No meio da mata, a deslocação de dois G. Comb. “em quadrado” não era tarefa fácil... mas era eficazmente segura. Os nossos soldados da frente do quadrado abriam “apenas” dezasseis trilhos durante 20, 30 e mais km num só dia. Apesar de tudo, a eficiência e segurança do nosso dispositivo era tal que (todos o reconhecíamos), por vezes eram os próprios soldados que, insensíveis ao cansaço, sugeriam que se “passasse ao quadrado” mesmo quando os oficiais entendiam que não seria “ainda” necessário. Em escassos segundos e sem confusão passava-se da “bicha de pirilau” ao quadrado – tal era o treino e a vontade de andar com a máxima segurança.
A fama do nosso quadrado foi tal que até o insigne D. Nuno Álvares Pereira teve conhecimento dele e utilizou-o com excelência na famosa e ousada batalha de Aljubarrota de que tanto nos orgulhamos; até o Condestável aprendeu com a C. Caç. 675!
Até fins de Junho de 1964, o inimigo deslocava-se livre e impunemente dentro da zona que veio a ser-nos confiada; durante o mês de Julho, apesar da nossa entrada de rompante e da nossa vontade férrea e indomável de inverter a situação a favor das n.t. (nossas tropas) o “inimigo” conseguiu, apesar de tudo, ter mais iniciativa de fogo do que nós (disparou primeiro mais vezes); a partir do início de Agosto, a iniciativa de combate passou definitivamente para o nosso lado; eles perderam terreno a olhos vistos e, em breve, perderam-no na totalidade.

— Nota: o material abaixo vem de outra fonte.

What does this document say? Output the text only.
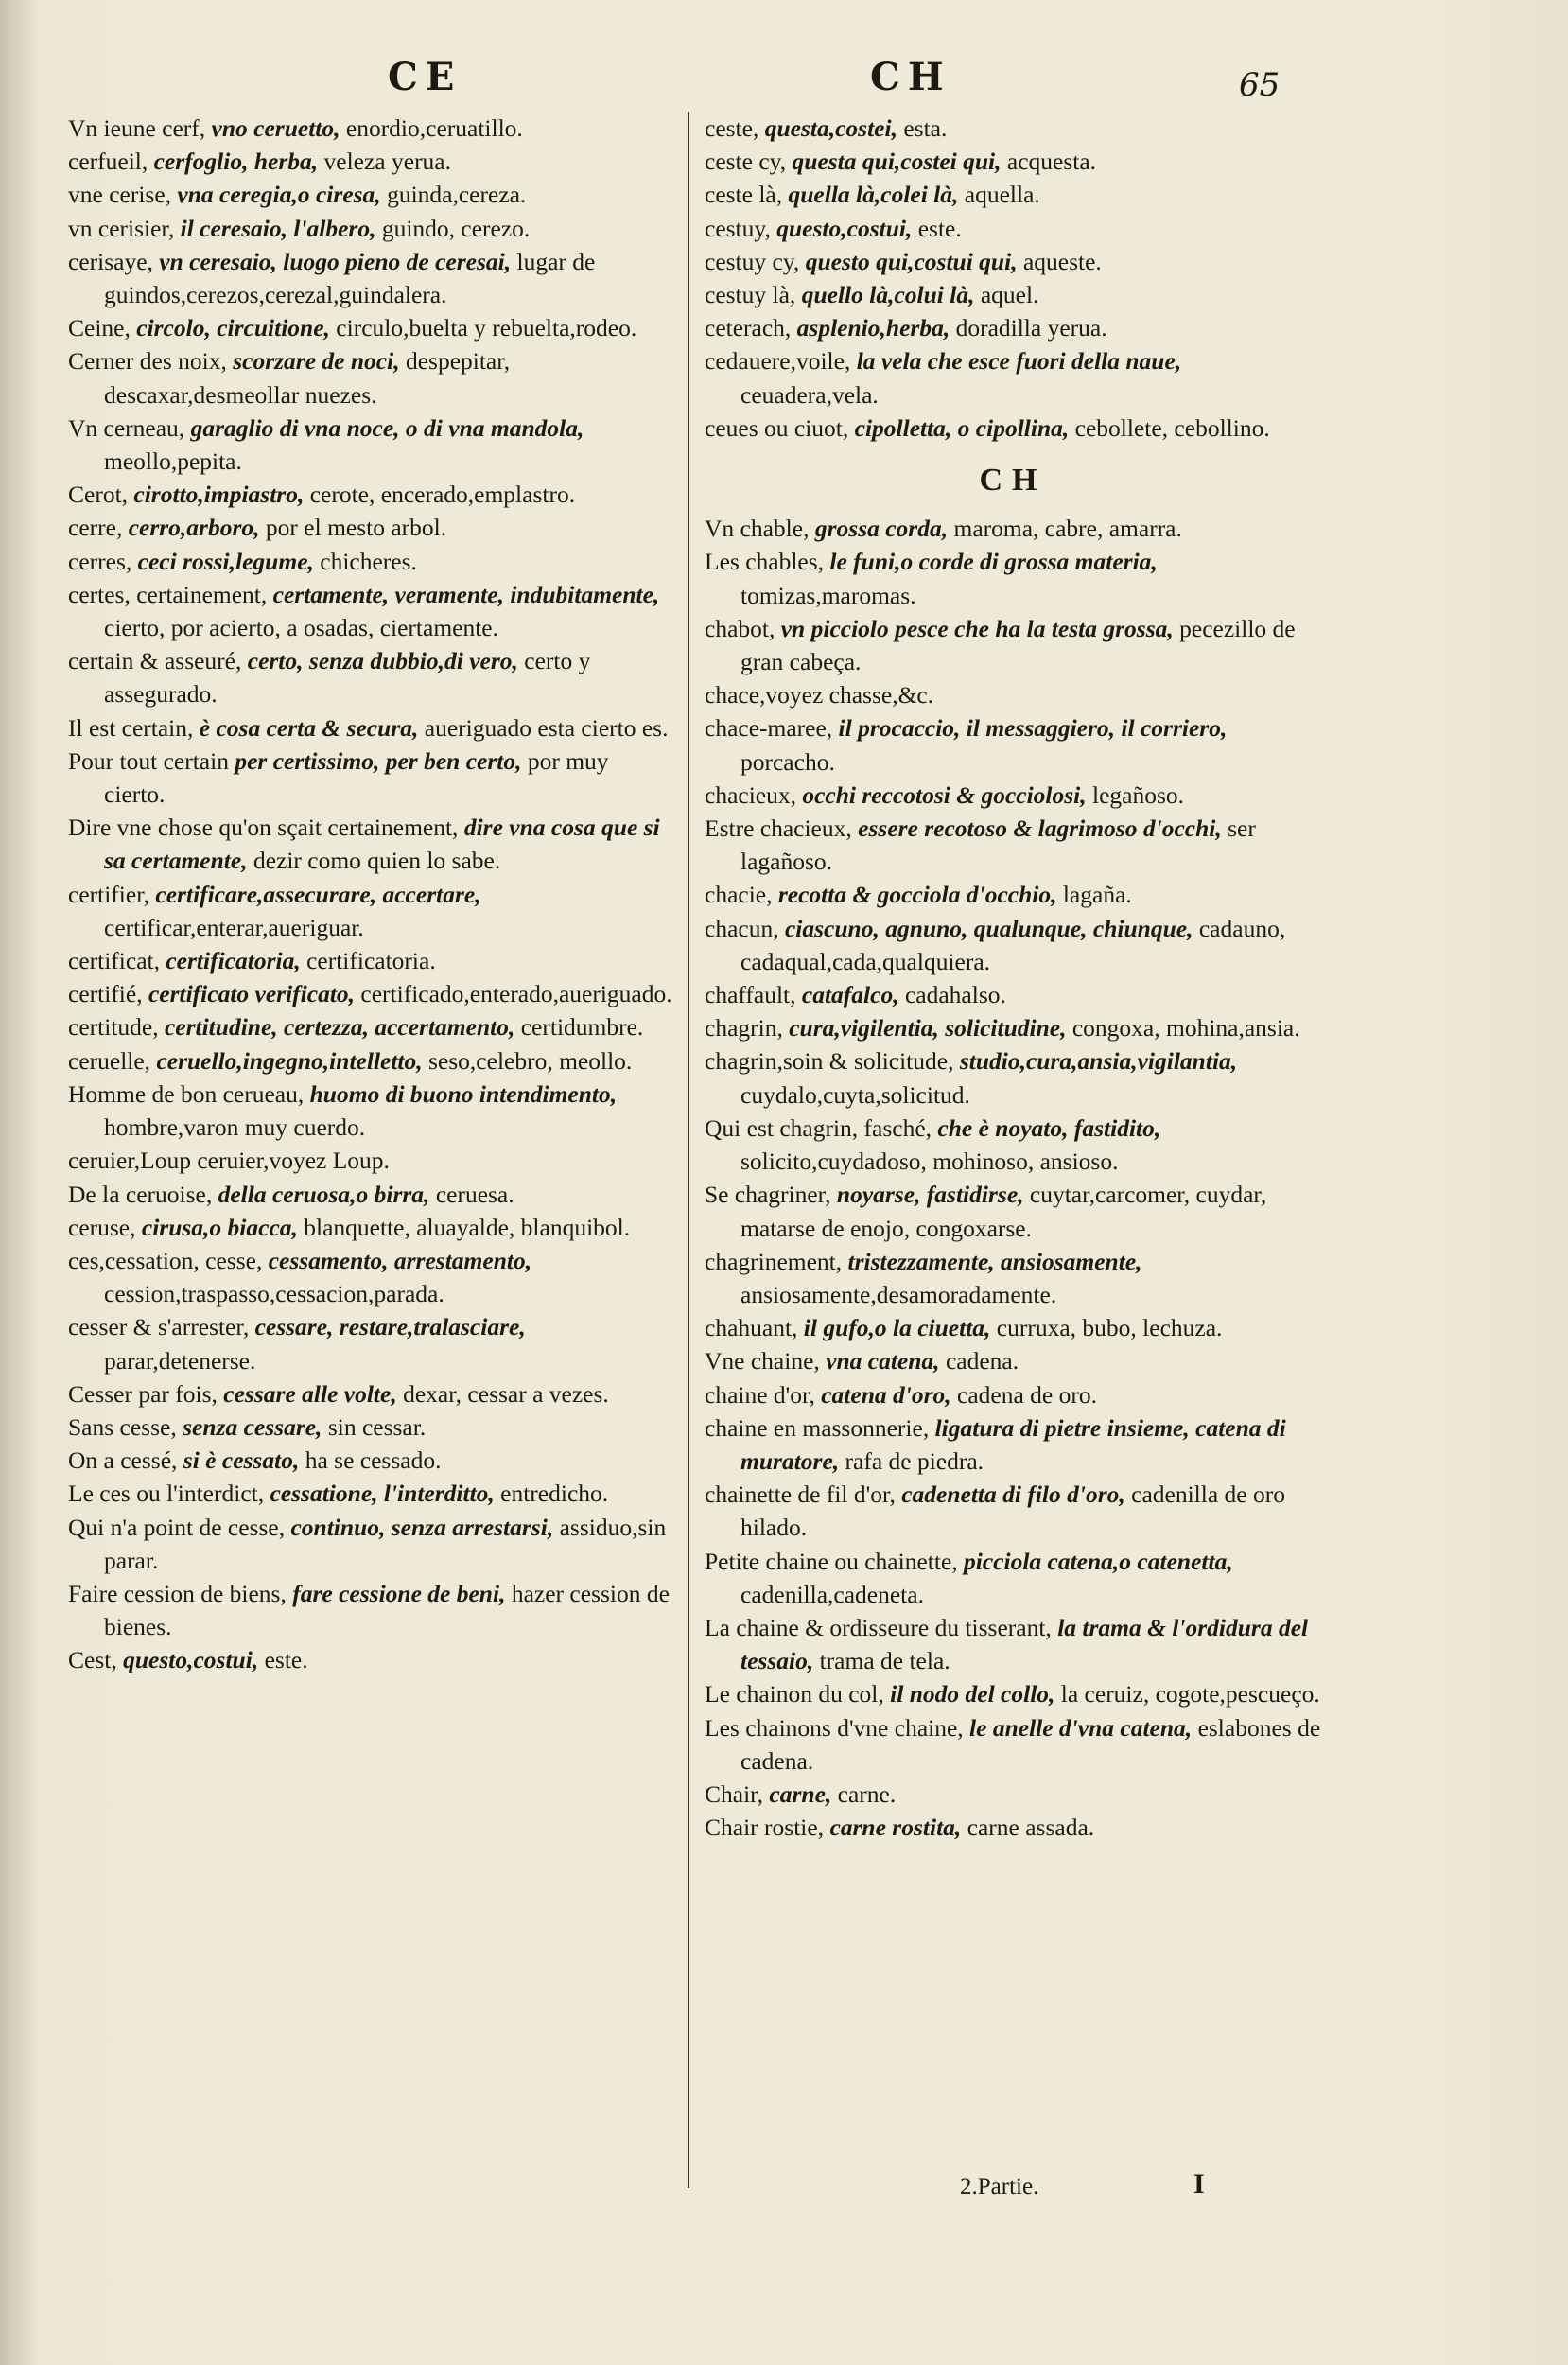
CE	CH	65

Vn ieune cerf, vno ceruetto, enordio,ceruatillo.

cerfueil, cerfoglio, herba, veleza yerua.

vne cerise, vna ceregia,o ciresa, guinda,cereza.

vn cerisier, il ceresaio, l'albero, guindo, cerezo.

cerisaye, vn ceresaio, luogo pieno de ceresai, lugar de guindos,cerezos,cerezal,guindalera.

Ceine, circolo, circuitione, circulo,buelta y rebuelta,rodeo.

Cerner des noix, scorzare de noci, despepitar, descaxar,desmeollar nuezes.

Vn cerneau, garaglio di vna noce, o di vna mandola, meollo,pepita.

Cerot, cirotto,impiastro, cerote, encerado,emplastro.

cerre, cerro,arboro, por el mesto arbol.

cerres, ceci rossi,legume, chicheres.

certes, certainement, certamente, veramente, indubitamente, cierto, por acierto, a osadas, ciertamente.

certain & asseuré, certo, senza dubbio,di vero, certo y assegurado.

Il est certain, è cosa certa & secura, aueriguado esta cierto es.

Pour tout certain per certissimo, per ben certo, por muy cierto.

Dire vne chose qu'on sçait certainement, dire vna cosa que si sa certamente, dezir como quien lo sabe.

certifier, certificare,assecurare, accertare, certificar,enterar,aueriguar.

certificat, certificatoria, certificatoria.

certifié, certificato verificato, certificado,enterado,aueriguado.

certitude, certitudine, certezza, accertamento, certidumbre.

ceruelle, ceruello,ingegno,intelletto, seso,celebro, meollo.

Homme de bon cerueau, huomo di buono intendimento, hombre,varon muy cuerdo.

ceruier,Loup ceruier,voyez Loup.

De la ceruoise, della ceruosa,o birra, ceruesa.

ceruse, cirusa,o biacca, blanquette, aluayalde, blanquibol.

ces,cessation, cesse, cessamento, arrestamento, cession,traspasso,cessacion,parada.

cesser & s'arrester, cessare, restare,tralasciare, parar,detenerse.

Cesser par fois, cessare alle volte, dexar, cessar a vezes.

Sans cesse, senza cessare, sin cessar.

On a cessé, si è cessato, ha se cessado.

Le ces ou l'interdict, cessatione, l'interditto, entredicho.

Qui n'a point de cesse, continuo, senza arrestarsi, assiduo,sin parar.

Faire cession de biens, fare cessione de beni, hazer cession de bienes.

Cest, questo,costui, este.

ceste, questa,costei, esta.

ceste cy, questa qui,costei qui, acquesta.

ceste là, quella là,colei là, aquella.

cestuy, questo,costui, este.

cestuy cy, questo qui,costui qui, aqueste.

cestuy là, quello là,colui là, aquel.

ceterach, asplenio,herba, doradilla yerua.

cedauere,voile, la vela che esce fuori della naue, ceuadera,vela.

ceues ou ciuot, cipolletta, o cipollina, cebollete, cebollino.

CH

Vn chable, grossa corda, maroma, cabre, amarra.

Les chables, le funi,o corde di grossa materia, tomizas,maromas.

chabot, vn picciolo pesce che ha la testa grossa, pecezillo de gran cabeça.

chace,voyez chasse,&c.

chace-maree, il procaccio, il messaggiero, il corriero, porcacho.

chacieux, occhi reccotosi & gocciolosi, legañoso.

Estre chacieux, essere recotoso & lagrimoso d'occhi, ser lagañoso.

chacie, recotta & gocciola d'occhio, lagaña.

chacun, ciascuno, agnuno, qualunque, chiunque, cadauno, cadaqual,cada,qualquiera.

chaffault, catafalco, cadahalso.

chagrin, cura,vigilentia, solicitudine, congoxa, mohina,ansia.

chagrin,soin & solicitude, studio,cura,ansia,vigilantia, cuydalo,cuyta,solicitud.

Qui est chagrin, fasché, che è noyato, fastidito, solicito,cuydadoso, mohinoso, ansioso.

Se chagriner, noyarse, fastidirse, cuytar,carcomer, cuydar, matarse de enojo, congoxarse.

chagrinement, tristezzamente, ansiosamente, ansiosamente,desamoradamente.

chahuant, il gufo,o la ciuetta, curruxa, bubo, lechuza.

Vne chaine, vna catena, cadena.

chaine d'or, catena d'oro, cadena de oro.

chaine en massonnerie, ligatura di pietre insieme, catena di muratore, rafa de piedra.

chainette de fil d'or, cadenetta di filo d'oro, cadenilla de oro hilado.

Petite chaine ou chainette, picciola catena,o catenetta, cadenilla,cadeneta.

La chaine & ordisseure du tisserant, la trama & l'ordidura del tessaio, trama de tela.

Le chainon du col, il nodo del collo, la ceruiz, cogote,pescueço.

Les chainons d'vne chaine, le anelle d'vna catena, eslabones de cadena.

Chair, carne, carne.

Chair rostie, carne rostita, carne assada.

2.Partie.	I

Depois de um ano de Guiné, circulávamos “livremente” na zona... sempre com as cautelas devidas. Os nossos soldados asseveravam garbosamente: “inimigo cá tem!

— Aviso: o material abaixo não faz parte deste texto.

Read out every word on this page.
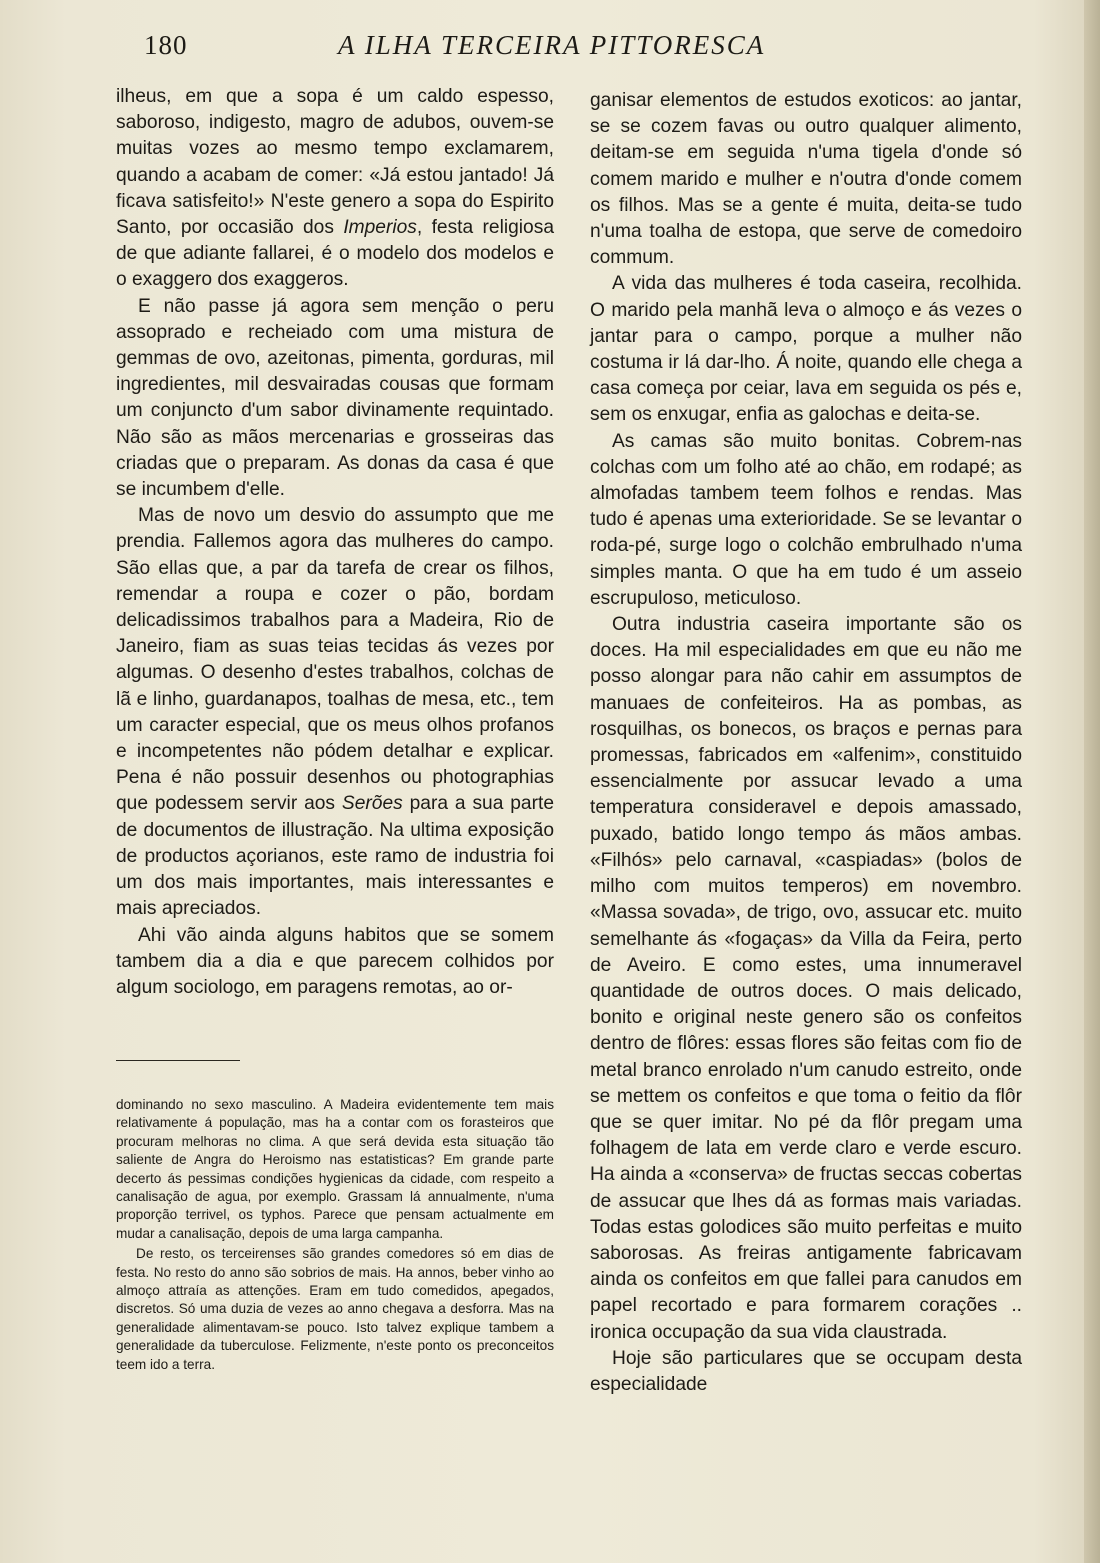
180	A ILHA TERCEIRA PITTORESCA

ilheus, em que a sopa é um caldo espesso, saboroso, indigesto, magro de adubos, ouvem-se muitas vozes ao mesmo tempo exclamarem, quando a acabam de comer: «Já estou jantado! Já ficava satisfeito!» N'este genero a sopa do Espirito Santo, por occasião dos Imperios, festa religiosa de que adiante fallarei, é o modelo dos modelos e o exaggero dos exaggeros.

E não passe já agora sem menção o peru assoprado e recheiado com uma mistura de gemmas de ovo, azeitonas, pimenta, gorduras, mil ingredientes, mil desvairadas cousas que formam um conjuncto d'um sabor divinamente requintado. Não são as mãos mercenarias e grosseiras das criadas que o preparam. As donas da casa é que se incumbem d'elle.

Mas de novo um desvio do assumpto que me prendia. Fallemos agora das mulheres do campo. São ellas que, a par da tarefa de crear os filhos, remendar a roupa e cozer o pão, bordam delicadissimos trabalhos para a Madeira, Rio de Janeiro, fiam as suas teias tecidas ás vezes por algumas. O desenho d'estes trabalhos, colchas de lã e linho, guardanapos, toalhas de mesa, etc., tem um caracter especial, que os meus olhos profanos e incompetentes não pódem detalhar e explicar. Pena é não possuir desenhos ou photographias que podessem servir aos Serões para a sua parte de documentos de illustração. Na ultima exposição de productos açorianos, este ramo de industria foi um dos mais importantes, mais interessantes e mais apreciados.

Ahi vão ainda alguns habitos que se somem tambem dia a dia e que parecem colhidos por algum sociologo, em paragens remotas, ao or-

dominando no sexo masculino. A Madeira evidentemente tem mais relativamente á população, mas ha a contar com os forasteiros que procuram melhoras no clima. A que será devida esta situação tão saliente de Angra do Heroismo nas estatisticas? Em grande parte decerto ás pessimas condições hygienicas da cidade, com respeito a canalisação de agua, por exemplo. Grassam lá annualmente, n'uma proporção terrivel, os typhos. Parece que pensam actualmente em mudar a canalisação, depois de uma larga campanha.

De resto, os terceirenses são grandes comedores só em dias de festa. No resto do anno são sobrios de mais. Ha annos, beber vinho ao almoço attraía as attenções. Eram em tudo comedidos, apegados, discretos. Só uma duzia de vezes ao anno chegava a desforra. Mas na generalidade alimentavam-se pouco. Isto talvez explique tambem a generalidade da tuberculose. Felizmente, n'este ponto os preconceitos teem ido a terra.

ganisar elementos de estudos exoticos: ao jantar, se se cozem favas ou outro qualquer alimento, deitam-se em seguida n'uma tigela d'onde só comem marido e mulher e n'outra d'onde comem os filhos. Mas se a gente é muita, deita-se tudo n'uma toalha de estopa, que serve de comedoiro commum.

A vida das mulheres é toda caseira, recolhida. O marido pela manhã leva o almoço e ás vezes o jantar para o campo, porque a mulher não costuma ir lá dar-lho. Á noite, quando elle chega a casa começa por ceiar, lava em seguida os pés e, sem os enxugar, enfia as galochas e deita-se.

As camas são muito bonitas. Cobrem-nas colchas com um folho até ao chão, em rodapé; as almofadas tambem teem folhos e rendas. Mas tudo é apenas uma exterioridade. Se se levantar o roda-pé, surge logo o colchão embrulhado n'uma simples manta. O que ha em tudo é um asseio escrupuloso, meticuloso.

Outra industria caseira importante são os doces. Ha mil especialidades em que eu não me posso alongar para não cahir em assumptos de manuaes de confeiteiros. Ha as pombas, as rosquilhas, os bonecos, os braços e pernas para promessas, fabricados em «alfenim», constituido essencialmente por assucar levado a uma temperatura consideravel e depois amassado, puxado, batido longo tempo ás mãos ambas. «Filhós» pelo carnaval, «caspiadas» (bolos de milho com muitos temperos) em novembro. «Massa sovada», de trigo, ovo, assucar etc. muito semelhante ás «fogaças» da Villa da Feira, perto de Aveiro. E como estes, uma innumeravel quantidade de outros doces. O mais delicado, bonito e original neste genero são os confeitos dentro de flôres: essas flores são feitas com fio de metal branco enrolado n'um canudo estreito, onde se mettem os confeitos e que toma o feitio da flôr que se quer imitar. No pé da flôr pregam uma folhagem de lata em verde claro e verde escuro. Ha ainda a «conserva» de fructas seccas cobertas de assucar que lhes dá as formas mais variadas. Todas estas golodices são muito perfeitas e muito saborosas. As freiras antigamente fabricavam ainda os confeitos em que fallei para canudos em papel recortado e para formarem corações .. ironica occupação da sua vida claustrada.

Hoje são particulares que se occupam desta especialidade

Daqui se depreende que montámos muitos emboscadas – algumas com sucesso notório -; atacávamos de surpresa os seus esconderijos, utilizando “as suas armas” (a sua maneira de agir); cercávamos o objectivo (tabanca ou acampamento) sem que se apercebessem da nossa aproximação – quando abriam os olhos... já a casa ardia.
Só assim foi possível afirmar, convictamente, que, se alguém aterrasse no local mais remoto do nosso terreno, nós já ali tínhamos estado ou tínhamos passado 30 ou 40m ao lado.
Devemos informar que naquela época, e na nossa zona em especial, não havia por onde escolher: quem não pretendia a guerra (e eram muitos) refugiou-se no Senegal; os restantes estavam predispostos a matar ou morrer; não havia meio termo, o que, de certo modo, facilitava a nossa tarefa; no entanto havia para nós um ponto de honra: em mulheres ou crianças bem como em homens desarmados ninguém atirava.
Naquele tempo, na Guiné, era uso (ou abuso) dar nomes pomposos a algumas ações militares banais. As nossas inúmeras batidas e patrulhas, golpes de mão e emboscadas não eram geralmente “batizadas”; só em casos especiais ou quando atuávamos em conjunto com outras unidades fora da nossa zona era dado nome a tais operações; no nosso território ninguém atuou mesmo connosco.
Depois deste longo introito, hoje, vou transmitir uma actuação muito esquisita, muito especial, diferente (digo eu) e também com surpresa total, à qual não atribuímos qualquer nome – nem houve tempo para tal! Posteriormente um oficial da Marinha, o comdt. do navio Lira que patrulhava o Cachéu naquela data, chamou-lhe “operação vaca”, nome que aceitámos... à posteriori.
Tratou-se duma operação... improvisada (ponham improviso nisso) mas muito lucrativa, materialmente. Não recordo a data; creio apenas que ocorreu em Março de 1965.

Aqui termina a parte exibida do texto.